Dans ce courrier, l’employeur écrit : «' Nous vous transmettons ce jour la déclaration d’accident du travail, événement survenu le 27 août 2018, pour [S] [H]. Initialement, enregistré en « accident bénin », nous sommes amenés aujourd’hui à réaliser la déclaration d’accident du travail suite à la réception le 11 septembre de l’arrêt de travail du salarié. (') Nous tenons à souligner que Monsieur [H] a travaillé dans les conditions habituelles entre le 27 août et le 10 septembre 2018 (inclus) ainsi que l’existence d’un délai important entre l’événement du 27 août 2018 et l’arrêt de travail du 10 septembre 2018'».
Il en résulte que même si l’employeur n’a pas utilisé le terme de «'réserves'» ni dans l’objet du courrier ni dans son contenu, il a formé des observations détaillées sur les circonstances de temps et de lieu de l’accident. Ainsi, l’employeur remarque que le certificat médical initial ne lui a été transmis que le 11 septembre 2018 portant arrêt de travail à compter du 10 septembre 2018 alors même que le salarié a continué à travailler normalement entre le 27 août et 10 septembre inclus. De fait l’employeur met en avant le long délai entre l’événement déclaré (le 27 août) et la constatation de la lésion avec arrêt de travail (le 10 septembre) et ce alors que le salarié a pu travailler normalement pendant 15 jours.
Comme le reconnaît d’ailleurs a minima la CPAM des Landes dans ses écritures, l’employeur a donc émis des «'doutes'» sur «'le lien entre la lésion constatée le 10 septembre 2018 et le fait accidentel du 27 août'». Or, l’invocation par l’employeur de doutes sur les circonstances de temps et de lieu de l’accident et de la lésion constatée constitue bien, comme l’a jugé le premier juge, des réserves motivées étant précisé que l’employeur n’est pas, à ce stade de procédure, tenu d’apporter la preuve de leur bien fondé.
Par conséquent, il résulte de l’ensemble de ces éléments que l’employeur a bien formulé, en temps utile, des réserves quant aux circonstances de temps et de lieu du fait accidentel et de la lésion invoquée de sorte que la caisse ne pouvait prendre sa décision d’emblée, sans procéder à une instruction préalable.
Dès lors la décision de prise en charge du 18 septembre 2018 de l’accident litigieux rendue par la caisse doit être déclarée inopposable à l’employeur.
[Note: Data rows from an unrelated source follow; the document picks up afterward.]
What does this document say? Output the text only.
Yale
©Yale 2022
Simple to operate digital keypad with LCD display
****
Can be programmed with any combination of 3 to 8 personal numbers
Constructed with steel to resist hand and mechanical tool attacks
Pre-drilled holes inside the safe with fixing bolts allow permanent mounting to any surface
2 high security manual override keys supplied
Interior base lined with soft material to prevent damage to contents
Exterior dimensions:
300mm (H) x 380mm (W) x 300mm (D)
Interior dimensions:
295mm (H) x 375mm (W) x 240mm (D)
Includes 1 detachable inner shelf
Il convient donc de confirmer le jugement entrepris.
Sur les dépens et l’article 700 du code de procédure civile
En application de l’article 696 du code de procédure civile, la partie perdante est condamnée aux dépens.
Il convient donc de confirmer le jugement entrepris de ce chef et de condamner la CPAM des Landes aux dépens d’appel.
Compte tenu de la nature de la présente décision, il convient de rejeter la demande de la CPAM des Landes fondée sur l’article 700 du code de procédure civile.
PAR CES MOTIFS
La cour d’appel, statuant après débats en audience publique, par décision contradictoire et en dernier ressort,
CONFIRME en toutes ses dispositions le jugement rendu par le tribunal judiciaire de Pau le 14 novembre 2022 ;
Y ajoutant,
CONDAMNE la CPAM des Landes aux dépens d’appel.
REJETTE la demande de la CPAM des Landes fondée sur l’article 700 du code de procédure civile.
Arrêt signé par Madame CAUTRES, Présidente, et par Madame LAUBIE, greffière, à laquelle la minute de la décision a été remise par le magistrat signataire.